Did you ever want to be someone you’re not? Did anyone ever not want to be someone they’re not? This clunky 2011 Broadway adaptation of Steven Spielberg’s 2002 film (in turn based on the real-life tale of con man Frank Abagnale Jr.) makes the mistake of thinking that appealing to our aspirational desires is as good as telling an aspirational story.
As in the movie, Frank Jr. (portrayed onscreen by Leonardo DiCaprio and onstage by charming, full-throated newcomer Stephen Anthony) runs away from home as a teenager and makes a living first by passing bad checks, then by passing himself off in succession as an airline pilot, doctor and attorney. Even though Abagnale was a precocious youngster, Anthony can’t quite make his seductiveness outweigh his baby face.
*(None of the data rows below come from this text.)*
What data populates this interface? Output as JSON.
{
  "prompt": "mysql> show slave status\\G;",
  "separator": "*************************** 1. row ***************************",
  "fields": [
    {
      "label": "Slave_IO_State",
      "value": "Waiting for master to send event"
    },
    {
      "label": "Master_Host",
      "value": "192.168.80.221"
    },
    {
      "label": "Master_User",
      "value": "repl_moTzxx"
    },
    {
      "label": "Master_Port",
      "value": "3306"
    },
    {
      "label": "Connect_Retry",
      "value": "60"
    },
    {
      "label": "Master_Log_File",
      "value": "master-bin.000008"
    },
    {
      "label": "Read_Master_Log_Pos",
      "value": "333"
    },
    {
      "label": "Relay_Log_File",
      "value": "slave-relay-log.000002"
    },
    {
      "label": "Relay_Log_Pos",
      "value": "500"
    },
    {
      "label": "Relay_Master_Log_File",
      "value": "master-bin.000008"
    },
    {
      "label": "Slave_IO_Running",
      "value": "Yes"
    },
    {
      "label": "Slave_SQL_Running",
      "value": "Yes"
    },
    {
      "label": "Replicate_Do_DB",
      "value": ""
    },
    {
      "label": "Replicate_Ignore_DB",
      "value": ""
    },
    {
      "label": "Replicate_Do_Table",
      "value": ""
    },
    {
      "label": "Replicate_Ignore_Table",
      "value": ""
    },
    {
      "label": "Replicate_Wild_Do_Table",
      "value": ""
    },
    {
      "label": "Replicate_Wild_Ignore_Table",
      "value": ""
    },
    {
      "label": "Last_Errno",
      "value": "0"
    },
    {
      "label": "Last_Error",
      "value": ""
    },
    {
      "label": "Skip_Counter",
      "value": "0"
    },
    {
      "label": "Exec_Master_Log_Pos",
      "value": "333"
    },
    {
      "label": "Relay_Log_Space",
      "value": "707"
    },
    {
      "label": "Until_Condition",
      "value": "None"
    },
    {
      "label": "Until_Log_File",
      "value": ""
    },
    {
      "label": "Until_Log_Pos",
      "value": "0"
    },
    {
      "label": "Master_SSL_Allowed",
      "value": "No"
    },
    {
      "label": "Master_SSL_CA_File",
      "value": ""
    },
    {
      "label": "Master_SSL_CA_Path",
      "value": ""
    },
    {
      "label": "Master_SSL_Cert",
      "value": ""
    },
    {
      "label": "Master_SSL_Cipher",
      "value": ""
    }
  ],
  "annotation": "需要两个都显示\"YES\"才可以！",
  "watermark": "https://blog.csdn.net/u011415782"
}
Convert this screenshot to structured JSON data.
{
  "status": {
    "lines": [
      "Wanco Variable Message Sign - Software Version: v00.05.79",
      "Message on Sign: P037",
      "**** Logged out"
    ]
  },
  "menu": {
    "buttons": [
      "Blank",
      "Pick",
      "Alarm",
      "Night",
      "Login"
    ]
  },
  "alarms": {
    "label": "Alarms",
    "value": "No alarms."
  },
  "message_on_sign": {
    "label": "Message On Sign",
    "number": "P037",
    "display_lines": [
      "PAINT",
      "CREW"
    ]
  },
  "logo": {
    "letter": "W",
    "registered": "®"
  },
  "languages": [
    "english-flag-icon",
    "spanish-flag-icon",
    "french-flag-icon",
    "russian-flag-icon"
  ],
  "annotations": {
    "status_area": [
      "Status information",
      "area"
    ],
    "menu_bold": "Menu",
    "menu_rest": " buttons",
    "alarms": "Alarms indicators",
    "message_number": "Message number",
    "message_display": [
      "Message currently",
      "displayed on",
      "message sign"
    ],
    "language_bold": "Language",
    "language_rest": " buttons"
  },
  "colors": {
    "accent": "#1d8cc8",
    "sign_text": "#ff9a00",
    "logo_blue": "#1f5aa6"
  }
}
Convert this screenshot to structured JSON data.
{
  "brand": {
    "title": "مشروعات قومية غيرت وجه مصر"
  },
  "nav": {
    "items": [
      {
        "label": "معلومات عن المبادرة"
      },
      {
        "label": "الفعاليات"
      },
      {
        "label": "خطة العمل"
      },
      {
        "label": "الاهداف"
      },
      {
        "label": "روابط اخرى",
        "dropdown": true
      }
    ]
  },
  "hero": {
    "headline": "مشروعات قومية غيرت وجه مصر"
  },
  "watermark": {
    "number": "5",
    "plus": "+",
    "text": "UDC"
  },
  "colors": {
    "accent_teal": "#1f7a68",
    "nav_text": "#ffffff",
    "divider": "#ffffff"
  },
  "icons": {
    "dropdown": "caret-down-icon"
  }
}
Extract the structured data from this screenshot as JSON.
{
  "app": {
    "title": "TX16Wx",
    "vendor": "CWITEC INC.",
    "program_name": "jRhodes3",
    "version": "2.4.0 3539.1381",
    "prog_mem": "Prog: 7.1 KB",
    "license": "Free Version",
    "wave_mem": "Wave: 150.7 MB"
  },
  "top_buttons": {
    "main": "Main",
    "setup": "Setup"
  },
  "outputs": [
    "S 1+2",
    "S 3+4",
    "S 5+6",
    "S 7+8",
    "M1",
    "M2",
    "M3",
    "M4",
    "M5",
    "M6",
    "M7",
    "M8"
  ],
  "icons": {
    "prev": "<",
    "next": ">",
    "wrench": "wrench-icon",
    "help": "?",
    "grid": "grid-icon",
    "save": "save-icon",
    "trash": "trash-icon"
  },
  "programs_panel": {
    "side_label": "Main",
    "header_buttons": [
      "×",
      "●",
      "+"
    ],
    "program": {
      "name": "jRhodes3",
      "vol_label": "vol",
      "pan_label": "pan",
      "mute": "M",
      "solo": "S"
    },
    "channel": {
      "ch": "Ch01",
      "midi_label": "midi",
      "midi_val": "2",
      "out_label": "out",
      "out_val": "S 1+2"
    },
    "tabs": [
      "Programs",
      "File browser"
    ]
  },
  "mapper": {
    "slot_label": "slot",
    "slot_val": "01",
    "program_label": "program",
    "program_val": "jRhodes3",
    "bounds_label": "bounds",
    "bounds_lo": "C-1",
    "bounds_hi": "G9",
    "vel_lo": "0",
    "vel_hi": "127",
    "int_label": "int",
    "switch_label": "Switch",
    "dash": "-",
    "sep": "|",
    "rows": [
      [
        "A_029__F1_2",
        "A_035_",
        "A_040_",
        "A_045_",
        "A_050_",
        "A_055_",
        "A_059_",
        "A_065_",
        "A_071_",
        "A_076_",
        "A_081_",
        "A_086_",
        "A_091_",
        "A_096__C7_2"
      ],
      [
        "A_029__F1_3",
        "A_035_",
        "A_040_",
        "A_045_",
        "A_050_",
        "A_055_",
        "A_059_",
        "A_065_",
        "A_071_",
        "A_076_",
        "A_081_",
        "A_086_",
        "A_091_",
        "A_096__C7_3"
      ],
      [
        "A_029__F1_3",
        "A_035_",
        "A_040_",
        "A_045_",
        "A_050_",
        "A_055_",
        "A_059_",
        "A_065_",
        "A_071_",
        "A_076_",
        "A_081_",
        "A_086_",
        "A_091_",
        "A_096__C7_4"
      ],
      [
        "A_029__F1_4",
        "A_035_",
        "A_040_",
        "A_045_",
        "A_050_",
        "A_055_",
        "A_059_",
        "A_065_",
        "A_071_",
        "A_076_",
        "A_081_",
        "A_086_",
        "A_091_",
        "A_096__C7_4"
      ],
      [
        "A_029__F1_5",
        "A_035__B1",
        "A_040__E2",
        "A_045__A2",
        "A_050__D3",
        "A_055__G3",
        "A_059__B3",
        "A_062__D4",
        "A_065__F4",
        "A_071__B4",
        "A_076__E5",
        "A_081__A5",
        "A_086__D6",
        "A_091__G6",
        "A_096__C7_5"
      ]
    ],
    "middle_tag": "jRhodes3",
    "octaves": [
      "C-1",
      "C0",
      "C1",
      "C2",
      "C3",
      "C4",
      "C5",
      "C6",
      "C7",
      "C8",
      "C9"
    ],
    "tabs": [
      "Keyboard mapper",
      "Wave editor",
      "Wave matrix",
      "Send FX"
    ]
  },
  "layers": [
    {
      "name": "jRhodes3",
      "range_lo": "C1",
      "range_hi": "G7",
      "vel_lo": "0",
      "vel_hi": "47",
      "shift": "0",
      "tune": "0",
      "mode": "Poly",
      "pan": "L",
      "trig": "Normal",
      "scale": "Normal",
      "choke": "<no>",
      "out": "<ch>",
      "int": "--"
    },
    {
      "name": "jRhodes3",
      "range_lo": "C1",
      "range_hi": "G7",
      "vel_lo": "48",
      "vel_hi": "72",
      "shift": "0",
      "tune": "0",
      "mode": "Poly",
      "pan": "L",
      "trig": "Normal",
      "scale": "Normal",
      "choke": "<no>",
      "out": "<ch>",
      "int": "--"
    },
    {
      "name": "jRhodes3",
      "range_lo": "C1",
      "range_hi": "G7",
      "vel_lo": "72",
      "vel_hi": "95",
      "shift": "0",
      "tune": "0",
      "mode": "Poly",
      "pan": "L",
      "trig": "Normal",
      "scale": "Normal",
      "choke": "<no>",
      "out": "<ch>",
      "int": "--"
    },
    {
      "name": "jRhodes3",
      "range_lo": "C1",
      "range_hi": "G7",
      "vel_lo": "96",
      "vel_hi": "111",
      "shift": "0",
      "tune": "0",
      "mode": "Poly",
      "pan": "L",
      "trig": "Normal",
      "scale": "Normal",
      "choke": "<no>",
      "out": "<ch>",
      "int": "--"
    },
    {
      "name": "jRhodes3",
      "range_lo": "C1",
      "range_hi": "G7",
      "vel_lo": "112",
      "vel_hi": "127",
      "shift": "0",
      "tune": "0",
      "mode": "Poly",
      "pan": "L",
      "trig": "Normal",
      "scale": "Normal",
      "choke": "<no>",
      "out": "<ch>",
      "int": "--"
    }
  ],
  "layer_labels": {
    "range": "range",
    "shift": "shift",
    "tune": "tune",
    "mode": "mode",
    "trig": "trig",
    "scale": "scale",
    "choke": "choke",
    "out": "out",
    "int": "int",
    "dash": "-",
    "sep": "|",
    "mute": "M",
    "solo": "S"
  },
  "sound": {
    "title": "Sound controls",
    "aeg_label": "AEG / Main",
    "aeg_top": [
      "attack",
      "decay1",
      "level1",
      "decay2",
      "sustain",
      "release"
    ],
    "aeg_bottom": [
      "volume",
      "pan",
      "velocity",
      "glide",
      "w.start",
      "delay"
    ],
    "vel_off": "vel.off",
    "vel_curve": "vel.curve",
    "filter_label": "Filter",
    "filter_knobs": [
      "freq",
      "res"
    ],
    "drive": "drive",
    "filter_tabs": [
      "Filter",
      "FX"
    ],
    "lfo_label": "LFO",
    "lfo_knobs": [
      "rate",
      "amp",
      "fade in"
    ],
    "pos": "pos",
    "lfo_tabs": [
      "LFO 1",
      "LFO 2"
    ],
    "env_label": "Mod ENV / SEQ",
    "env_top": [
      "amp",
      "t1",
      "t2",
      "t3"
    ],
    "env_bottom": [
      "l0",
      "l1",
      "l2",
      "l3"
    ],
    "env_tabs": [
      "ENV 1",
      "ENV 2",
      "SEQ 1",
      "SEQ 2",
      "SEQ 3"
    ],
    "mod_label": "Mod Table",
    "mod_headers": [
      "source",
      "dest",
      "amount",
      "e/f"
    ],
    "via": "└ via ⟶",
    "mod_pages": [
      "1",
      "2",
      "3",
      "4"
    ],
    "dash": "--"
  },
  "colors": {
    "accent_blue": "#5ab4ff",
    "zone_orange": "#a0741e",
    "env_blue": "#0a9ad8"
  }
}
Terrence McNally’s by-the-numbers book and Marc Shaiman and Scott Wittman’s ’60s-pastiche score fail to keep our attention when Frank’s offstage. Merritt David Janes’s Agent Carl Hanratty can’t match the schlubby charisma of the film’s Tom Hanks or the Broadway production’s Tony-winning Norbert Leo Butz. Choreographer Jerry Mitchell’s constantly repeating chorus lines of leggy stewardesses and nurses, for all their attempts to capture our gaze, aren’t worth the chase.